= Rancho El Alisal =

Mexican land grant in present-day Monterey County, California

Rancho El Alisal was a 8912 acre Mexican land grant in present-day Monterey County, California, given in 1833 by Governor José Figueroa to the brothers Feliciano and Mariano Soberanes and to William Edward Petty Hartnell. Alisal means Alder tree (sycamore) in Spanish. The land is approximately 4 mi southeast of present-day Salinas.

==History==
The Soberanes family patriarch, José Maria Soberanes (1753-1803), accompanied the Portola expedition to the San Francisco Bay in 1769. Soberanes married Maria Josefa Castro (1759-1822) and received Rancho Buena Vista. Soberanes's sons, Feliciano Soberanes and Mariano Soberanes, received several land grants in Monterey County.
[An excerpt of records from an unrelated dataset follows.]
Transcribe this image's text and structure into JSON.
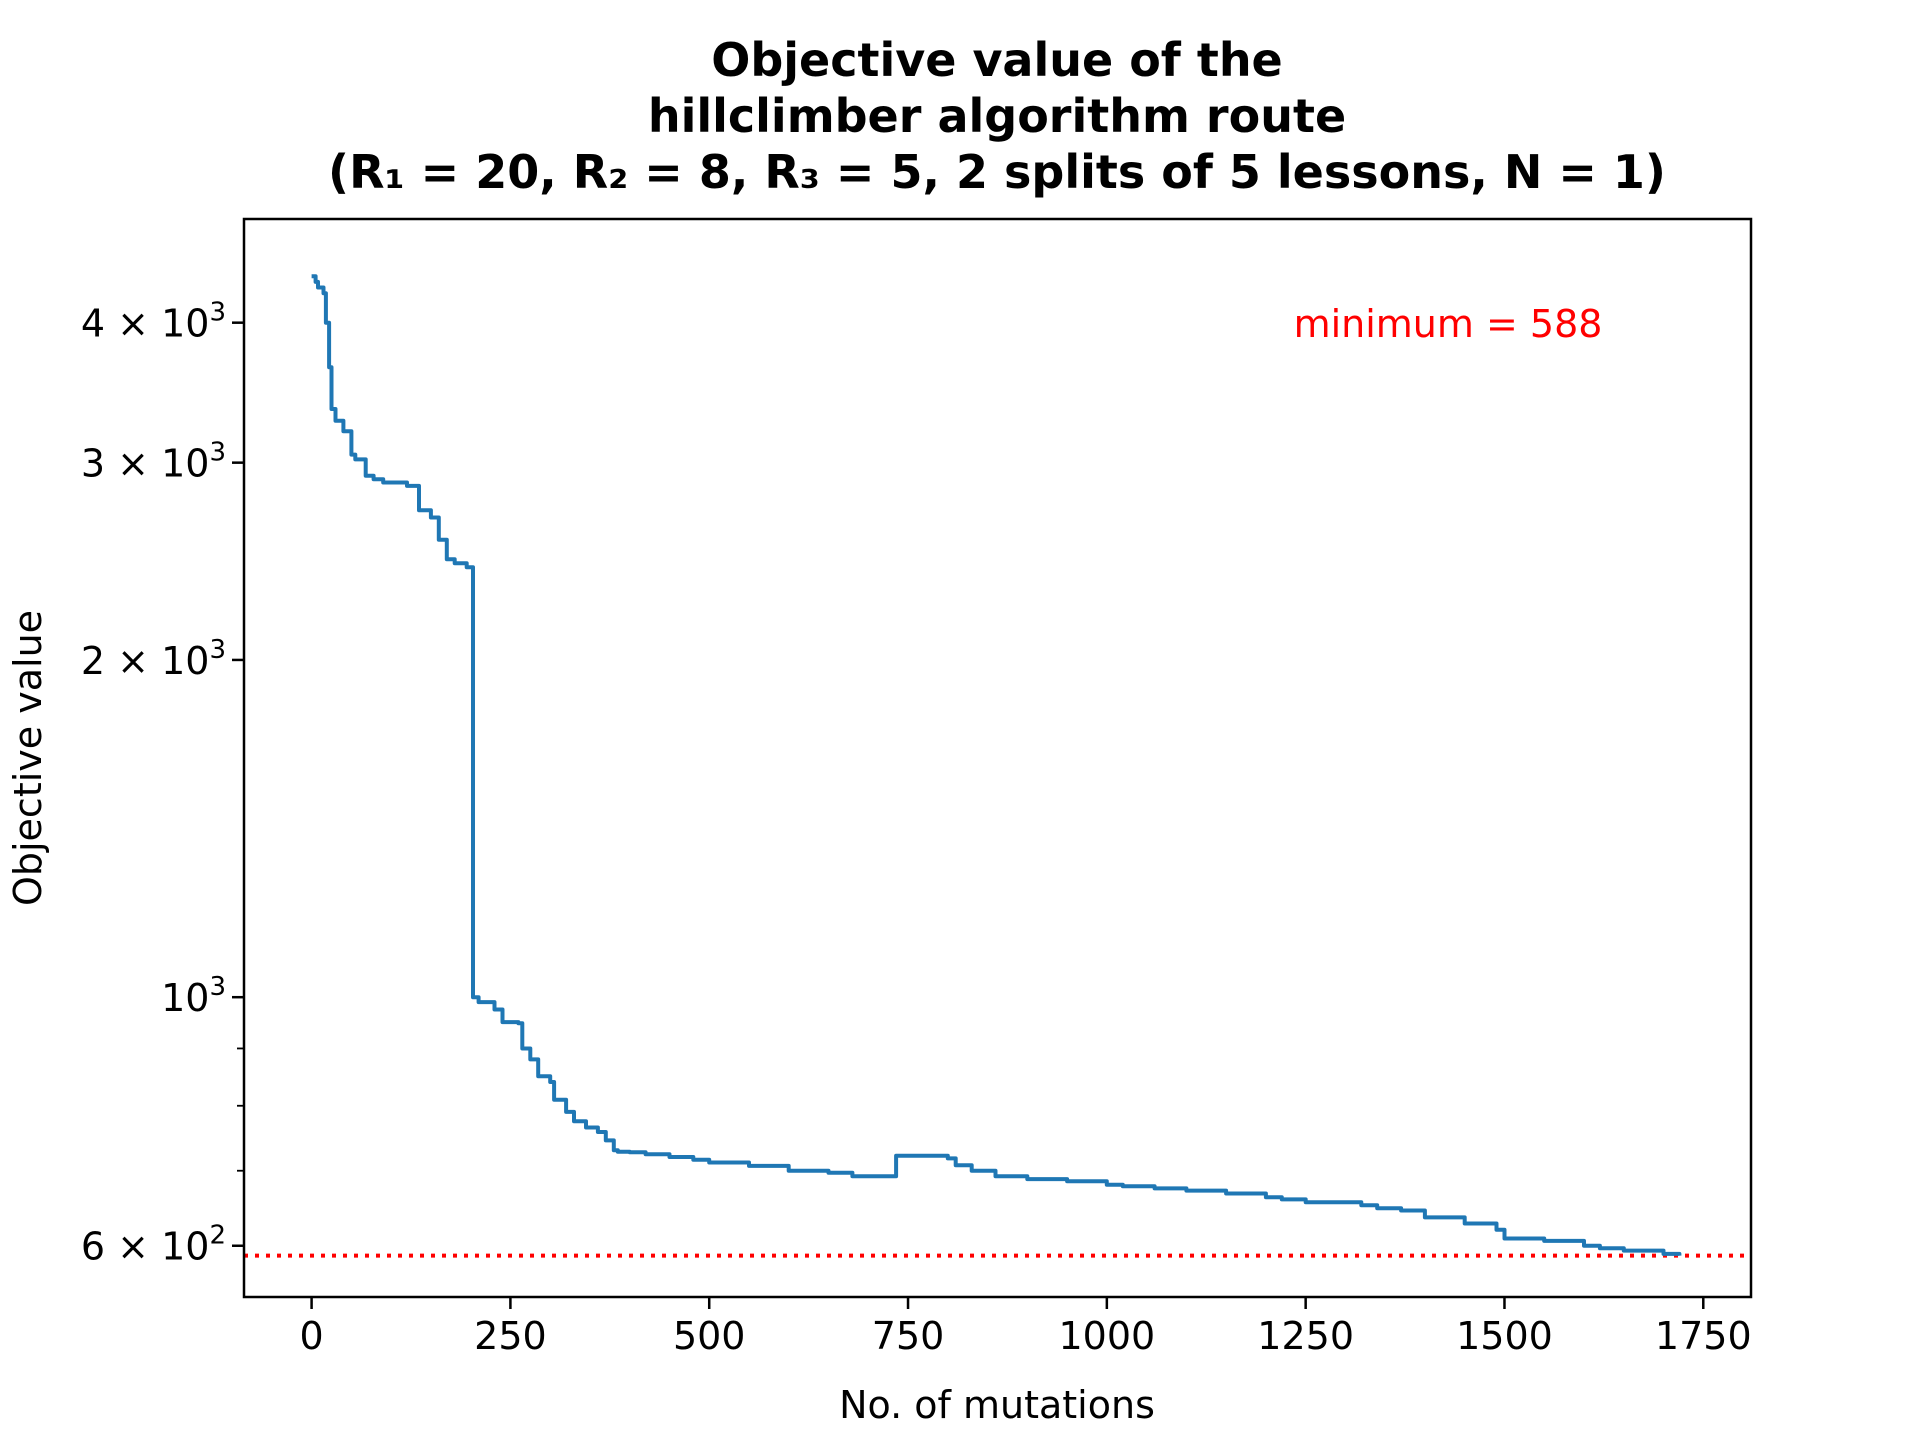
{
  "chart_data": {
    "type": "line",
    "title_lines": [
      "Objective value of the",
      "hillclimber algorithm route",
      "(R₁ = 20, R₂ = 8, R₃ = 5, 2 splits of 5 lessons, N = 1)"
    ],
    "xlabel": "No. of mutations",
    "ylabel": "Objective value",
    "xscale": "linear",
    "yscale": "log",
    "xlim": [
      -85,
      1810
    ],
    "ylim": [
      540,
      4950
    ],
    "x_ticks": [
      0,
      250,
      500,
      750,
      1000,
      1250,
      1500,
      1750
    ],
    "x_tick_labels": [
      "0",
      "250",
      "500",
      "750",
      "1000",
      "1250",
      "1500",
      "1750"
    ],
    "y_major_ticks": [
      {
        "value": 600,
        "mantissa": "6",
        "exponent": "2"
      },
      {
        "value": 1000,
        "mantissa": "",
        "exponent": "3"
      },
      {
        "value": 2000,
        "mantissa": "2",
        "exponent": "3"
      },
      {
        "value": 3000,
        "mantissa": "3",
        "exponent": "3"
      },
      {
        "value": 4000,
        "mantissa": "4",
        "exponent": "3"
      }
    ],
    "y_minor_ticks": [
      700,
      800,
      900
    ],
    "grid": false,
    "line_color": "#1f77b4",
    "series": [
      {
        "x": [
          0,
          5,
          8,
          15,
          18,
          22,
          25,
          30,
          40,
          50,
          55,
          68,
          78,
          90,
          120,
          135,
          150,
          160,
          170,
          180,
          195,
          200,
          203,
          205,
          210,
          230,
          240,
          260,
          265,
          275,
          285,
          300,
          305,
          320,
          330,
          345,
          360,
          370,
          380,
          385,
          400,
          420,
          450,
          480,
          500,
          550,
          600,
          650,
          680,
          700,
          730,
          735,
          800,
          810,
          830,
          860,
          900,
          950,
          1000,
          1020,
          1060,
          1100,
          1150,
          1200,
          1220,
          1250,
          1320,
          1340,
          1370,
          1400,
          1450,
          1490,
          1500,
          1550,
          1600,
          1620,
          1650,
          1700,
          1720
        ],
        "y": [
          4400,
          4350,
          4300,
          4250,
          4000,
          3650,
          3350,
          3270,
          3200,
          3050,
          3020,
          2920,
          2900,
          2880,
          2860,
          2720,
          2680,
          2560,
          2460,
          2440,
          2420,
          2420,
          1000,
          1000,
          990,
          975,
          950,
          948,
          900,
          880,
          850,
          840,
          810,
          790,
          775,
          765,
          758,
          745,
          730,
          728,
          727,
          724,
          720,
          716,
          712,
          707,
          700,
          697,
          692,
          692,
          692,
          722,
          718,
          708,
          700,
          692,
          688,
          685,
          680,
          678,
          675,
          672,
          668,
          663,
          660,
          656,
          652,
          648,
          645,
          636,
          628,
          620,
          609,
          606,
          600,
          597,
          594,
          590,
          588
        ]
      }
    ],
    "reference_line": {
      "y": 588,
      "color": "#ff0000",
      "style": "dotted"
    },
    "annotation": {
      "text": "minimum = 588",
      "color": "#ff0000"
    }
  }
}
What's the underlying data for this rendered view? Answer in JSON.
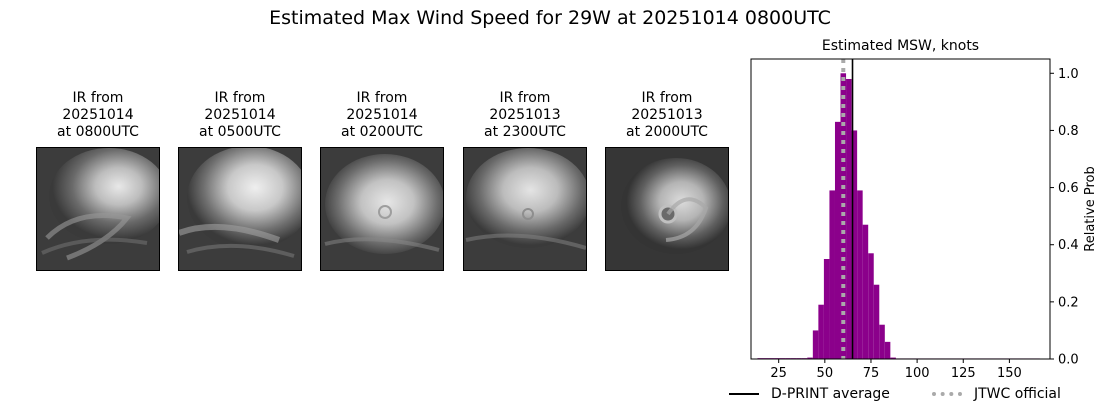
{
  "title": "Estimated Max Wind Speed for 29W at 20251014 0800UTC",
  "ir_panels": [
    {
      "line1": "IR from",
      "line2": "20251014",
      "line3": "at 0800UTC"
    },
    {
      "line1": "IR from",
      "line2": "20251014",
      "line3": "at 0500UTC"
    },
    {
      "line1": "IR from",
      "line2": "20251014",
      "line3": "at 0200UTC"
    },
    {
      "line1": "IR from",
      "line2": "20251013",
      "line3": "at 2300UTC"
    },
    {
      "line1": "IR from",
      "line2": "20251013",
      "line3": "at 2000UTC"
    }
  ],
  "chart_data": {
    "type": "bar",
    "title": "Estimated MSW, knots",
    "xlabel": "",
    "ylabel": "Relative Prob",
    "xlim": [
      10,
      172
    ],
    "ylim": [
      0,
      1.05
    ],
    "xticks": [
      25,
      50,
      75,
      100,
      125,
      150
    ],
    "yticks": [
      0.0,
      0.2,
      0.4,
      0.6,
      0.8,
      1.0
    ],
    "y_axis_side": "right",
    "bar_color": "#8b008b",
    "bin_width": 3,
    "bins": [
      {
        "x": 15,
        "value": 0.003
      },
      {
        "x": 18,
        "value": 0.003
      },
      {
        "x": 21,
        "value": 0.003
      },
      {
        "x": 24,
        "value": 0.003
      },
      {
        "x": 27,
        "value": 0.003
      },
      {
        "x": 30,
        "value": 0.003
      },
      {
        "x": 33,
        "value": 0.003
      },
      {
        "x": 36,
        "value": 0.003
      },
      {
        "x": 39,
        "value": 0.003
      },
      {
        "x": 42,
        "value": 0.005
      },
      {
        "x": 45,
        "value": 0.1
      },
      {
        "x": 48,
        "value": 0.19
      },
      {
        "x": 51,
        "value": 0.35
      },
      {
        "x": 54,
        "value": 0.59
      },
      {
        "x": 57,
        "value": 0.83
      },
      {
        "x": 60,
        "value": 1.0
      },
      {
        "x": 63,
        "value": 0.98
      },
      {
        "x": 66,
        "value": 0.8
      },
      {
        "x": 69,
        "value": 0.59
      },
      {
        "x": 72,
        "value": 0.47
      },
      {
        "x": 75,
        "value": 0.37
      },
      {
        "x": 78,
        "value": 0.26
      },
      {
        "x": 81,
        "value": 0.12
      },
      {
        "x": 84,
        "value": 0.06
      },
      {
        "x": 87,
        "value": 0.005
      },
      {
        "x": 90,
        "value": 0.002
      },
      {
        "x": 93,
        "value": 0.002
      },
      {
        "x": 96,
        "value": 0.002
      },
      {
        "x": 99,
        "value": 0.002
      },
      {
        "x": 102,
        "value": 0.002
      },
      {
        "x": 105,
        "value": 0.002
      },
      {
        "x": 108,
        "value": 0.002
      },
      {
        "x": 111,
        "value": 0.002
      },
      {
        "x": 114,
        "value": 0.002
      },
      {
        "x": 117,
        "value": 0.002
      },
      {
        "x": 120,
        "value": 0.002
      },
      {
        "x": 123,
        "value": 0.002
      },
      {
        "x": 126,
        "value": 0.002
      },
      {
        "x": 129,
        "value": 0.002
      },
      {
        "x": 132,
        "value": 0.002
      },
      {
        "x": 135,
        "value": 0.002
      },
      {
        "x": 138,
        "value": 0.002
      },
      {
        "x": 141,
        "value": 0.002
      },
      {
        "x": 144,
        "value": 0.002
      },
      {
        "x": 147,
        "value": 0.002
      },
      {
        "x": 150,
        "value": 0.002
      },
      {
        "x": 153,
        "value": 0.002
      },
      {
        "x": 156,
        "value": 0.002
      },
      {
        "x": 159,
        "value": 0.002
      },
      {
        "x": 162,
        "value": 0.002
      },
      {
        "x": 165,
        "value": 0.002
      }
    ],
    "reference_lines": [
      {
        "name": "D-PRINT average",
        "x": 65,
        "color": "#000000",
        "style": "solid"
      },
      {
        "name": "JTWC official",
        "x": 60,
        "color": "#aaaaaa",
        "style": "dotted"
      }
    ],
    "legend_placement": "bottom-right"
  }
}
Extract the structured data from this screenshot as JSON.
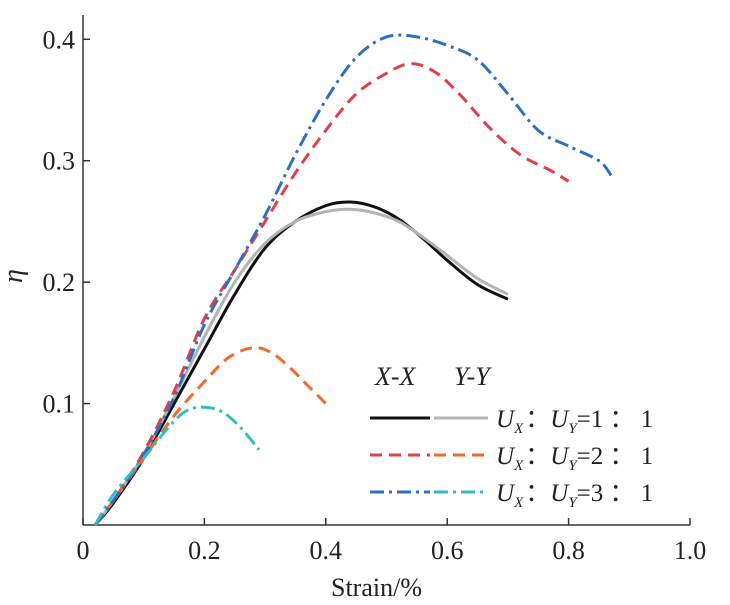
{
  "chart_data": {
    "type": "line",
    "title": "",
    "xlabel": "Strain/%",
    "ylabel": "η",
    "xlim": [
      0,
      1.0
    ],
    "ylim": [
      0,
      0.42
    ],
    "x_ticks": [
      0,
      0.2,
      0.4,
      0.6,
      0.8,
      1.0
    ],
    "x_tick_labels": [
      "0",
      "0.2",
      "0.4",
      "0.6",
      "0.8",
      "1.0"
    ],
    "y_ticks": [
      0.1,
      0.2,
      0.3,
      0.4
    ],
    "y_tick_labels": [
      "0.1",
      "0.2",
      "0.3",
      "0.4"
    ],
    "grid": false,
    "legend_position": "bottom-right",
    "legend_headers": [
      "X-X",
      "Y-Y"
    ],
    "legend": [
      {
        "ratio_left": "U",
        "sub_left": "X",
        "sep": "：",
        "ratio_right": "U",
        "sub_right": "Y",
        "value": "=1 ： 1"
      },
      {
        "ratio_left": "U",
        "sub_left": "X",
        "sep": "：",
        "ratio_right": "U",
        "sub_right": "Y",
        "value": "=2 ： 1"
      },
      {
        "ratio_left": "U",
        "sub_left": "X",
        "sep": "：",
        "ratio_right": "U",
        "sub_right": "Y",
        "value": "=3 ： 1"
      }
    ],
    "series": [
      {
        "name": "X-X 1:1",
        "color": "#111111",
        "dash": "solid",
        "width": 3,
        "x": [
          0.02,
          0.05,
          0.1,
          0.15,
          0.2,
          0.25,
          0.3,
          0.35,
          0.4,
          0.44,
          0.48,
          0.52,
          0.56,
          0.6,
          0.65,
          0.7
        ],
        "y": [
          0.0,
          0.018,
          0.055,
          0.1,
          0.145,
          0.19,
          0.228,
          0.25,
          0.263,
          0.266,
          0.262,
          0.252,
          0.236,
          0.218,
          0.198,
          0.186
        ]
      },
      {
        "name": "Y-Y 1:1",
        "color": "#b3b3b3",
        "dash": "solid",
        "width": 3,
        "x": [
          0.02,
          0.05,
          0.1,
          0.15,
          0.2,
          0.25,
          0.3,
          0.35,
          0.4,
          0.44,
          0.48,
          0.52,
          0.56,
          0.6,
          0.65,
          0.7
        ],
        "y": [
          0.0,
          0.02,
          0.058,
          0.105,
          0.155,
          0.2,
          0.232,
          0.25,
          0.258,
          0.26,
          0.257,
          0.25,
          0.237,
          0.222,
          0.203,
          0.19
        ]
      },
      {
        "name": "X-X 2:1",
        "color": "#e0404a",
        "dash": "12,7",
        "width": 3,
        "x": [
          0.02,
          0.05,
          0.1,
          0.15,
          0.2,
          0.25,
          0.3,
          0.35,
          0.4,
          0.45,
          0.5,
          0.54,
          0.58,
          0.62,
          0.67,
          0.72,
          0.77,
          0.8
        ],
        "y": [
          0.0,
          0.02,
          0.06,
          0.11,
          0.17,
          0.21,
          0.25,
          0.29,
          0.325,
          0.355,
          0.372,
          0.38,
          0.373,
          0.355,
          0.327,
          0.305,
          0.292,
          0.283
        ]
      },
      {
        "name": "Y-Y 2:1",
        "color": "#f26b2d",
        "dash": "12,7",
        "width": 3,
        "x": [
          0.02,
          0.05,
          0.1,
          0.15,
          0.2,
          0.24,
          0.28,
          0.31,
          0.34,
          0.37,
          0.4
        ],
        "y": [
          0.0,
          0.02,
          0.055,
          0.09,
          0.118,
          0.138,
          0.146,
          0.142,
          0.13,
          0.115,
          0.1
        ]
      },
      {
        "name": "X-X 3:1",
        "color": "#2e6fc0",
        "dash": "14,5,3,5",
        "width": 3,
        "x": [
          0.02,
          0.05,
          0.1,
          0.15,
          0.2,
          0.25,
          0.3,
          0.35,
          0.4,
          0.45,
          0.5,
          0.55,
          0.6,
          0.65,
          0.7,
          0.75,
          0.8,
          0.85,
          0.87
        ],
        "y": [
          0.0,
          0.02,
          0.058,
          0.105,
          0.165,
          0.21,
          0.255,
          0.305,
          0.35,
          0.385,
          0.402,
          0.402,
          0.395,
          0.383,
          0.355,
          0.325,
          0.312,
          0.3,
          0.288
        ]
      },
      {
        "name": "Y-Y 3:1",
        "color": "#33bcc4",
        "dash": "14,5,3,5",
        "width": 3,
        "x": [
          0.02,
          0.05,
          0.1,
          0.14,
          0.17,
          0.2,
          0.23,
          0.26,
          0.29
        ],
        "y": [
          0.0,
          0.025,
          0.055,
          0.08,
          0.094,
          0.097,
          0.093,
          0.08,
          0.062
        ]
      }
    ]
  }
}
Feliciano Soberanes (1788-1868) was born in Monterey where he spent his whole life. He was regidor in 1829-1830, and then alcade at Monterey in 1838-1839. He married Maria Antonia Rodriguez (1795-1883) in 1810. Feliciano was the grantee of Rancho San Lorenzo in 1841. Soberanes became the administrator of Mission Soledad lands and received the Rancho Ex-Mission Soledad grant in 1845. Maria Josefa Soberanes, daughter of Feliciano, was granted Rancho Los Coches in 1841. Francisco Maria Soberanes (1818-1887), son of Feliciano, was granted Rancho Sanjon de Santa Rita in 1841.

Mariano de Jesus Soberanes (1794-1859) was a soldier and also held the office of alcade in Monterey. Mariano Soberanes married María Isidora Vallejo (1791-1830), sister of General Mariano Guadalupe Vallejo. Their daughter, Maria Ygnacia Soberanes, married Dr. Edward Turner Bale, grantee of Rancho Carne Humana. Mariano de Jesus Soberanes was granted Rancho San Bernardo and Rancho Los Ojitos in 1842.

In 1833, the brothers Feliciano and Mariano Soberanes went into a partnership with Hartnell.

==Rancho El Alisal (Bernal)==
The Soberanes portion of Rancho El Alisal was purchased by the Bernal family. In 1855, Bruno Bernal (1799-1863), son of Jose Joaquin Bernal, grantee of Rancho Santa Teresa, moved to his Rancho El Alisal.

With the cession of California to the United States following the Mexican-American War, the 1848 Treaty of Guadalupe Hidalgo provided that the land grants would be honored. As required by the Land Act of 1851, a claim for one square league was filed with the Public Land Commission in 1853, and the grant was patented at 5941 acre to Bruno Bernal in 1866.

Parts of the ranch were later purchased by James A. Bardin, a local lawyer and judge. Some of the land has remained in the Bardin family. The homestead of the Soberanes was acquired by the Silacci family.

==Rancho El Alisal (Hartnell)==
Hartnell (1798–1854) named his new property El Patrocinio de San Jose (the patronage of Saint Joseph). Hartnell sold Rancho El Alisal to his former pupil Juan Alvarado in 1841.

A claim was filed for two-thirds of a square league with the Public Land Commission in 1852, and the grant was patented at 2971 acre to Hartnell's wife, Maria Teresa de la Guerra, in 1882. The property was later owned by Hartnell's daughter Ana and her husband Pedro Zabala. It was split among their children. Their granddaughter Anita Zabala married first Lindsay C. Howard, then George Washington Vanderbilt III.

The homestead of the Hartnells was later owned by the Bardin family.